Gualtieri comes to the medicine by way of computer science. After earning a Ph.D. in the field from Harvard, she went into research and consulting, and, she says, “I found I was happiest when the work was health related.”

Later, at the Tufts School of Medicine, she developed a certificate program in digital health communication, which is part of the master’s degree program in health communication, and now, as director of the program, she always tries to stay one step ahead of trends. She aims to help her students understand evolving digital communication tools, and how and when to use them.

About a year ago she was reading reports on the use of activity trackers. One survey stood out: it noted that one-third of all people stopped using such devices within six months. Nationwide, according to analysts at the market research company NPD Group, about 3.3 million fitness bands and activity trackers were sold between April 2013 and March 2014. That meant possibly a million-plus unused trackers were classified as clutter.

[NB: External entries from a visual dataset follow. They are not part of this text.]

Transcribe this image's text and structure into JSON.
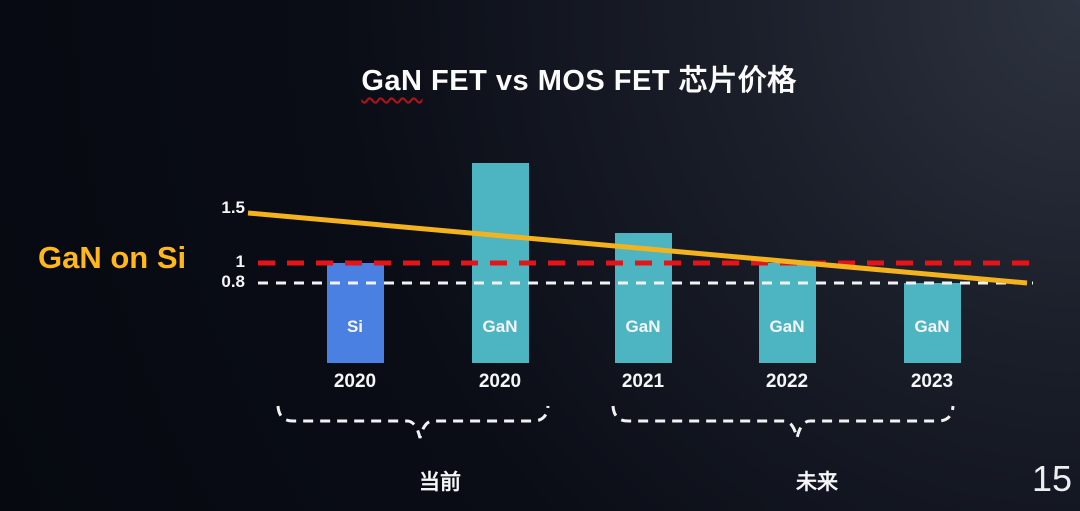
{
  "slide": {
    "title": {
      "highlight": "GaN",
      "rest": " FET vs MOS FET 芯片价格"
    },
    "side_label": "GaN on Si",
    "page_number": "15"
  },
  "colors": {
    "background_dark": "#060910",
    "background_light": "#2e3340",
    "bar_si": "#4a80e2",
    "bar_gan": "#4db5c2",
    "accent_gold": "#f2b31e",
    "reference_red": "#e41418",
    "reference_white": "#f2f2f2",
    "text_white": "#f4f6f8"
  },
  "chart_data": {
    "type": "bar",
    "title": "GaN FET vs MOS FET 芯片价格",
    "xlabel": "",
    "ylabel": "",
    "categories": [
      "2020",
      "2020",
      "2021",
      "2022",
      "2023"
    ],
    "bar_labels": [
      "Si",
      "GaN",
      "GaN",
      "GaN",
      "GaN"
    ],
    "bar_types": [
      "si",
      "gan",
      "gan",
      "gan",
      "gan"
    ],
    "series": [
      {
        "name": "芯片价格",
        "values": [
          1.0,
          2.0,
          1.3,
          1.0,
          0.8
        ]
      }
    ],
    "ylim": [
      0,
      2.2
    ],
    "grid": false,
    "legend_position": "none",
    "reference_lines": [
      {
        "value": 1,
        "label": "1",
        "color": "red",
        "style": "dashed"
      },
      {
        "value": 0.8,
        "label": "0.8",
        "color": "white",
        "style": "dashed"
      }
    ],
    "trend_line": {
      "name": "GaN on Si",
      "label": "1.5",
      "start_value": 1.5,
      "end_value": 0.8,
      "color": "gold"
    },
    "group_annotations": [
      {
        "label": "当前",
        "covers": [
          "2020 Si",
          "2020 GaN"
        ]
      },
      {
        "label": "未来",
        "covers": [
          "2021",
          "2022",
          "2023"
        ]
      }
    ]
  }
}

Gualtieri was also intrigued by the demographics of activity tracker users. According to Nielsen, nearly half of wearable owners are between 18 and 34 years old, and the consumer group as a whole has a good deal of disposable income, with 29 percent making over $100,000.

Enter the proverbial light bulb. What about the people left out of the digital revolution?

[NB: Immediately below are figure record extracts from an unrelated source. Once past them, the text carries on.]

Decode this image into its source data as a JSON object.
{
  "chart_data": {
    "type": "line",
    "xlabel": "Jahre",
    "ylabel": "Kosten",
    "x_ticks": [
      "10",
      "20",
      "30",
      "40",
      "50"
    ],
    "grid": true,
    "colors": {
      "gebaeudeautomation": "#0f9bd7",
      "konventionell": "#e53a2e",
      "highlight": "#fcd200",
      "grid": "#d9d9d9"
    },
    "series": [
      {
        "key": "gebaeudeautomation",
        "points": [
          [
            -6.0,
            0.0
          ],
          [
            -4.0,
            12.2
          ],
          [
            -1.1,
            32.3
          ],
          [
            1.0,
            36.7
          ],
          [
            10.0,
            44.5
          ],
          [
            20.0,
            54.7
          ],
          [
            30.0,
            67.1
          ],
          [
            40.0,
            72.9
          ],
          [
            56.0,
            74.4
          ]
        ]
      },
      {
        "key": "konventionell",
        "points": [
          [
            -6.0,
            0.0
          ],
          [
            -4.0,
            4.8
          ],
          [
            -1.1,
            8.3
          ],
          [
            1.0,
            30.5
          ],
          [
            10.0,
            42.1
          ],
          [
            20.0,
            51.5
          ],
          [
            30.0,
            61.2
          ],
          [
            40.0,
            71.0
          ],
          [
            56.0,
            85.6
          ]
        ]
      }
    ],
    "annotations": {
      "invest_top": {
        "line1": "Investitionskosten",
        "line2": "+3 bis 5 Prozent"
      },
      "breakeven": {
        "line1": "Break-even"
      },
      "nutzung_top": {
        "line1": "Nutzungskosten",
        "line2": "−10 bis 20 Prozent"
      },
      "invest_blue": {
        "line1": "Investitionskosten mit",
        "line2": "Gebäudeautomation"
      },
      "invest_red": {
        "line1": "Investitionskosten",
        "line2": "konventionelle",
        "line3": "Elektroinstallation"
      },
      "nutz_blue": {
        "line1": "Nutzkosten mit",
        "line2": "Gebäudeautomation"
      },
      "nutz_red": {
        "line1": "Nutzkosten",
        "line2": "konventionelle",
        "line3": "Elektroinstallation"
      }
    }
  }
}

I thought, the people who are least likely to purchase activity trackers, people who are older, and lower-income may be the ones who can benefit from them the most,” says Gualtieri. “They could support critical lifestyle changes that would address serious health concerns.

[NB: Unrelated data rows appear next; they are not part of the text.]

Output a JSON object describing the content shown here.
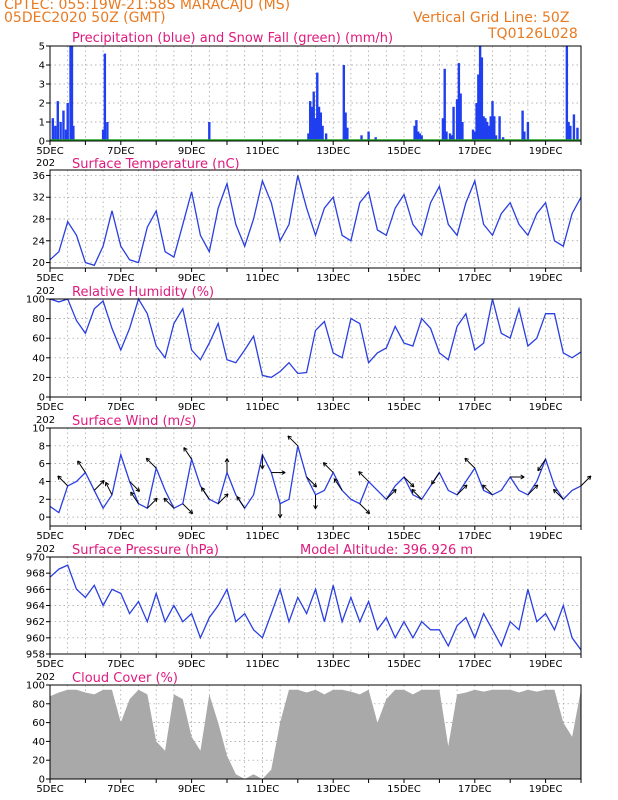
{
  "header": {
    "line1": "CPTEC:  055:19W-21:58S  MARACAJU (MS)",
    "line2": "05DEC2020 50Z (GMT)",
    "grid_note": "Vertical Grid Line: 50Z",
    "model_id": "TQ0126L028"
  },
  "colors": {
    "header": "#e87a22",
    "titles": "#e0197d",
    "line": "#2a3fe0",
    "precip": "#1f3ff0",
    "snow": "#1fa31f",
    "cloud": "#a9a9a9",
    "wind_arrow": "#000000"
  },
  "x_axis": {
    "labels": [
      "5DEC",
      "7DEC",
      "9DEC",
      "11DEC",
      "13DEC",
      "15DEC",
      "17DEC",
      "19DEC"
    ],
    "label_days": [
      0,
      2,
      4,
      6,
      8,
      10,
      12,
      14
    ],
    "range_days": [
      0,
      15
    ],
    "grid": "dotted every 12h"
  },
  "chart_data": [
    {
      "type": "bar",
      "title": "Precipitation (blue) and Snow Fall (green) (mm/h)",
      "ylim": [
        0,
        5
      ],
      "yticks": [
        0,
        1,
        2,
        3,
        4,
        5
      ],
      "series": [
        {
          "name": "Precipitation",
          "color": "#1f3ff0",
          "x": [
            0.08,
            0.15,
            0.22,
            0.3,
            0.38,
            0.45,
            0.5,
            0.58,
            0.62,
            0.66,
            1.5,
            1.55,
            1.62,
            4.5,
            7.3,
            7.35,
            7.4,
            7.45,
            7.5,
            7.55,
            7.6,
            7.65,
            7.7,
            7.8,
            8.3,
            8.35,
            8.4,
            8.8,
            9.0,
            9.2,
            10.3,
            10.35,
            10.4,
            10.45,
            10.5,
            11.1,
            11.15,
            11.2,
            11.3,
            11.35,
            11.4,
            11.5,
            11.55,
            11.6,
            11.65,
            11.95,
            12.0,
            12.05,
            12.1,
            12.15,
            12.2,
            12.25,
            12.3,
            12.35,
            12.4,
            12.45,
            12.5,
            12.55,
            12.6,
            12.7,
            12.8,
            13.35,
            13.4,
            13.5,
            14.6,
            14.65,
            14.7,
            14.8,
            14.9
          ],
          "values": [
            1.2,
            0.8,
            2.1,
            1.0,
            1.6,
            0.6,
            2.0,
            5.0,
            5.0,
            0.8,
            0.6,
            4.6,
            1.0,
            1.0,
            0.4,
            2.1,
            1.8,
            2.6,
            1.2,
            3.6,
            1.8,
            1.5,
            0.8,
            0.4,
            4.0,
            1.5,
            0.7,
            0.3,
            0.5,
            0.2,
            0.8,
            1.1,
            0.5,
            0.4,
            0.3,
            1.2,
            3.8,
            0.5,
            0.4,
            0.3,
            1.8,
            2.2,
            4.1,
            2.5,
            1.0,
            0.6,
            0.5,
            2.0,
            3.5,
            5.0,
            4.4,
            1.3,
            1.2,
            1.0,
            0.8,
            1.3,
            2.1,
            1.3,
            0.3,
            1.3,
            0.2,
            1.6,
            0.5,
            1.0,
            5.0,
            1.0,
            0.8,
            1.4,
            0.7
          ]
        },
        {
          "name": "Snow Fall",
          "color": "#1fa31f",
          "x": [
            0,
            15
          ],
          "values": [
            0,
            0
          ]
        }
      ]
    },
    {
      "type": "line",
      "title": "Surface Temperature (nC)",
      "ylim": [
        19,
        37
      ],
      "yticks": [
        20,
        24,
        28,
        32,
        36
      ],
      "series": [
        {
          "name": "Surface Temperature",
          "color": "#2a3fe0",
          "x": [
            0,
            0.25,
            0.5,
            0.75,
            1.0,
            1.25,
            1.5,
            1.75,
            2.0,
            2.25,
            2.5,
            2.75,
            3.0,
            3.25,
            3.5,
            3.75,
            4.0,
            4.25,
            4.5,
            4.75,
            5.0,
            5.25,
            5.5,
            5.75,
            6.0,
            6.25,
            6.5,
            6.75,
            7.0,
            7.25,
            7.5,
            7.75,
            8.0,
            8.25,
            8.5,
            8.75,
            9.0,
            9.25,
            9.5,
            9.75,
            10.0,
            10.25,
            10.5,
            10.75,
            11.0,
            11.25,
            11.5,
            11.75,
            12.0,
            12.25,
            12.5,
            12.75,
            13.0,
            13.25,
            13.5,
            13.75,
            14.0,
            14.25,
            14.5,
            14.75,
            15.0
          ],
          "values": [
            20.5,
            22,
            27.5,
            25,
            20,
            19.5,
            23,
            29.5,
            23,
            20.5,
            20,
            26.5,
            29.5,
            22,
            21,
            27,
            33,
            25,
            22,
            30,
            34.5,
            27,
            23,
            28,
            35,
            31,
            24,
            27,
            36,
            30,
            25,
            30,
            32,
            25,
            24,
            31,
            33,
            26,
            25,
            30,
            32.5,
            27,
            25,
            31,
            34,
            27,
            25,
            31,
            35,
            27,
            25,
            29,
            31,
            27,
            25,
            29,
            31,
            24,
            23,
            29,
            32
          ]
        }
      ]
    },
    {
      "type": "line",
      "title": "Relative Humidity (%)",
      "ylim": [
        0,
        100
      ],
      "yticks": [
        0,
        20,
        40,
        60,
        80,
        100
      ],
      "series": [
        {
          "name": "Relative Humidity",
          "color": "#2a3fe0",
          "x": [
            0,
            0.25,
            0.5,
            0.75,
            1.0,
            1.25,
            1.5,
            1.75,
            2.0,
            2.25,
            2.5,
            2.75,
            3.0,
            3.25,
            3.5,
            3.75,
            4.0,
            4.25,
            4.5,
            4.75,
            5.0,
            5.25,
            5.5,
            5.75,
            6.0,
            6.25,
            6.5,
            6.75,
            7.0,
            7.25,
            7.5,
            7.75,
            8.0,
            8.25,
            8.5,
            8.75,
            9.0,
            9.25,
            9.5,
            9.75,
            10.0,
            10.25,
            10.5,
            10.75,
            11.0,
            11.25,
            11.5,
            11.75,
            12.0,
            12.25,
            12.5,
            12.75,
            13.0,
            13.25,
            13.5,
            13.75,
            14.0,
            14.25,
            14.5,
            14.75,
            15.0
          ],
          "values": [
            100,
            97,
            100,
            78,
            65,
            90,
            98,
            70,
            48,
            70,
            100,
            85,
            52,
            40,
            75,
            90,
            48,
            38,
            55,
            75,
            38,
            35,
            48,
            62,
            22,
            20,
            26,
            35,
            24,
            25,
            68,
            77,
            45,
            40,
            80,
            75,
            35,
            45,
            50,
            72,
            55,
            52,
            80,
            70,
            45,
            38,
            72,
            85,
            48,
            55,
            100,
            65,
            60,
            90,
            52,
            60,
            85,
            85,
            45,
            40,
            46
          ]
        }
      ]
    },
    {
      "type": "line",
      "title": "Surface Wind (m/s)",
      "ylim": [
        -1,
        10
      ],
      "yticks": [
        0,
        2,
        4,
        6,
        8,
        10
      ],
      "series": [
        {
          "name": "Surface Wind",
          "color": "#2a3fe0",
          "x": [
            0,
            0.25,
            0.5,
            0.75,
            1.0,
            1.25,
            1.5,
            1.75,
            2.0,
            2.25,
            2.5,
            2.75,
            3.0,
            3.25,
            3.5,
            3.75,
            4.0,
            4.25,
            4.5,
            4.75,
            5.0,
            5.25,
            5.5,
            5.75,
            6.0,
            6.25,
            6.5,
            6.75,
            7.0,
            7.25,
            7.5,
            7.75,
            8.0,
            8.25,
            8.5,
            8.75,
            9.0,
            9.25,
            9.5,
            9.75,
            10.0,
            10.25,
            10.5,
            10.75,
            11.0,
            11.25,
            11.5,
            11.75,
            12.0,
            12.25,
            12.5,
            12.75,
            13.0,
            13.25,
            13.5,
            13.75,
            14.0,
            14.25,
            14.5,
            14.75,
            15.0
          ],
          "values": [
            1.2,
            0.5,
            3.5,
            4.0,
            5.0,
            3.0,
            1.0,
            2.5,
            7.0,
            4.0,
            1.5,
            1.0,
            5.5,
            3.0,
            1.0,
            1.5,
            6.5,
            3.5,
            2.0,
            1.5,
            5.0,
            2.5,
            1.0,
            2.5,
            7.0,
            5.0,
            1.5,
            2.0,
            8.0,
            4.5,
            2.5,
            3.0,
            5.0,
            3.0,
            2.0,
            1.5,
            4.0,
            3.0,
            2.0,
            3.5,
            4.5,
            2.5,
            2.0,
            3.5,
            5.0,
            3.0,
            2.5,
            4.0,
            5.5,
            3.0,
            2.5,
            3.0,
            4.5,
            3.0,
            2.5,
            4.0,
            6.5,
            3.5,
            2.0,
            3.0,
            3.5
          ]
        }
      ],
      "arrows": {
        "x": [
          0.5,
          1.0,
          1.25,
          1.75,
          2.25,
          2.5,
          2.75,
          3.0,
          3.5,
          3.75,
          4.0,
          4.5,
          4.75,
          5.0,
          5.5,
          6.0,
          6.25,
          6.5,
          7.0,
          7.25,
          7.5,
          8.0,
          8.25,
          8.75,
          9.0,
          9.5,
          10.0,
          10.5,
          11.0,
          11.5,
          12.0,
          12.5,
          13.0,
          13.5,
          14.0,
          14.5,
          15.0
        ],
        "u": [
          -1,
          -1,
          1,
          -1,
          1,
          -1,
          1,
          -1,
          -1,
          1,
          -1,
          -1,
          1,
          0,
          -1,
          0,
          1,
          0,
          -1,
          1,
          0,
          -1,
          -1,
          1,
          -1,
          1,
          1,
          -1,
          -1,
          1,
          -1,
          -1,
          1,
          1,
          -1,
          -1,
          1
        ],
        "v": [
          1,
          1.5,
          1,
          2,
          -1,
          1.5,
          1,
          1,
          1,
          -1,
          1.5,
          1.5,
          1,
          1.5,
          1.5,
          -1.5,
          0,
          -1.5,
          1,
          -1,
          -1.5,
          1,
          1.5,
          -1,
          1,
          1,
          -1,
          1,
          -1.5,
          1,
          1,
          1,
          0,
          1,
          -1.5,
          1,
          1
        ]
      }
    },
    {
      "type": "line",
      "title": "Surface Pressure (hPa)",
      "annotation": "Model Altitude: 396.926 m",
      "ylim": [
        958,
        970
      ],
      "yticks": [
        958,
        960,
        962,
        964,
        966,
        968,
        970
      ],
      "series": [
        {
          "name": "Surface Pressure",
          "color": "#2a3fe0",
          "x": [
            0,
            0.25,
            0.5,
            0.75,
            1.0,
            1.25,
            1.5,
            1.75,
            2.0,
            2.25,
            2.5,
            2.75,
            3.0,
            3.25,
            3.5,
            3.75,
            4.0,
            4.25,
            4.5,
            4.75,
            5.0,
            5.25,
            5.5,
            5.75,
            6.0,
            6.25,
            6.5,
            6.75,
            7.0,
            7.25,
            7.5,
            7.75,
            8.0,
            8.25,
            8.5,
            8.75,
            9.0,
            9.25,
            9.5,
            9.75,
            10.0,
            10.25,
            10.5,
            10.75,
            11.0,
            11.25,
            11.5,
            11.75,
            12.0,
            12.25,
            12.5,
            12.75,
            13.0,
            13.25,
            13.5,
            13.75,
            14.0,
            14.25,
            14.5,
            14.75,
            15.0
          ],
          "values": [
            967.5,
            968.5,
            969,
            966,
            965,
            966.5,
            964,
            966,
            965.5,
            963,
            964.5,
            962,
            965.5,
            962,
            964,
            962,
            963,
            960,
            962.5,
            964,
            966,
            962,
            963,
            961,
            960,
            963,
            966,
            962,
            965,
            963,
            966,
            962,
            966.5,
            962,
            965,
            962,
            964.5,
            961,
            962.5,
            960,
            962,
            960,
            962,
            961,
            961,
            959,
            961.5,
            962.5,
            960,
            963,
            961,
            959,
            962,
            961,
            966,
            962,
            963,
            961,
            964,
            960,
            958.5
          ]
        }
      ]
    },
    {
      "type": "area",
      "title": "Cloud Cover (%)",
      "ylim": [
        0,
        100
      ],
      "yticks": [
        0,
        20,
        40,
        60,
        80,
        100
      ],
      "series": [
        {
          "name": "Cloud Cover",
          "color": "#a9a9a9",
          "x": [
            0,
            0.25,
            0.5,
            0.75,
            1.0,
            1.25,
            1.5,
            1.75,
            2.0,
            2.25,
            2.5,
            2.75,
            3.0,
            3.25,
            3.5,
            3.75,
            4.0,
            4.25,
            4.5,
            4.75,
            5.0,
            5.25,
            5.5,
            5.75,
            6.0,
            6.25,
            6.5,
            6.75,
            7.0,
            7.25,
            7.5,
            7.75,
            8.0,
            8.25,
            8.5,
            8.75,
            9.0,
            9.25,
            9.5,
            9.75,
            10.0,
            10.25,
            10.5,
            10.75,
            11.0,
            11.25,
            11.5,
            11.75,
            12.0,
            12.25,
            12.5,
            12.75,
            13.0,
            13.25,
            13.5,
            13.75,
            14.0,
            14.25,
            14.5,
            14.75,
            15.0
          ],
          "values": [
            88,
            92,
            95,
            95,
            92,
            90,
            95,
            95,
            60,
            85,
            95,
            90,
            40,
            30,
            90,
            85,
            45,
            30,
            90,
            60,
            25,
            5,
            0,
            5,
            0,
            10,
            60,
            95,
            95,
            92,
            95,
            90,
            95,
            95,
            93,
            90,
            95,
            60,
            85,
            95,
            95,
            90,
            95,
            95,
            95,
            35,
            90,
            92,
            95,
            93,
            95,
            95,
            95,
            92,
            95,
            93,
            95,
            95,
            60,
            45,
            95
          ]
        }
      ]
    }
  ],
  "footer_fragment": "202"
}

Her initial challenge was figuring out how to collect unused trackers. Gualtieri’s first impulse was to get manufacturers heavily involved. Then came a conversation with Boston-based Fitbit executives that proved eye-opening, if disappointing. “They were very helpful,” she says, “but their interest is in growing their market.”

So she resolved to appeal to consumers directly. She started with the basics: she made a logo, started a Facebook page and got a postage-paid mailing label to make it as easy as possible for someone to mail her a tracker. She also worked with Tufts legal counsel so RecycleHealth met all the requirements of a 501(c)(3) charity.

Getting Traction

RecycleHealth has since gained momentum from a Tisch College Faculty Fellowship, awarded to Tufts faculty who integrate active citizenship into their research. Other supporters help with the program's day-to-day operations, such as research assistant Sandra Rosenbluth, N15, who developed RecycleHealth’s website and attends conferences with Gualtieri.

At one of these conferences, Gualtieri met Jeffrey Phillips, a member of the clinical faculty at the Tufts School of Medicine, who provided RecycleHealth’s trackers to members of a wellness program he runs at his private practice, Family Doctors, in Swampscott, Massachusetts. At the conclusion of the 12-week program, Gualtieri and Rosenbluth will interview participants about their experiences with the trackers.

Marketing for RecycleHealth got an unexpected boost from an applicant to the digital health communication certificate program, who volunteered her design skills and did a photo shoot of donated devices for promotional use. Through Twitter, a senior executive at Macy’s in New York got involved as well; now the company’s Herald Square store provides the RecycleHealth mailing labels at its Fitbit counter. (You can also print it off RecycleHealth’s website.)

With positive projections for fitness tracker sales—the industry, valued at $2 billion in 2014, should be worth $5.4 billion by 2019, according to Parks Associates, a market research firm that focuses on consumer technology, RecycleHealth has tremendous potential.

Gualtieri says she’s ready. “Success would be more people knowing about us so we get more donations, and more organizations partnering with us in research studies. We have many unanswered questions about who these devices could help.”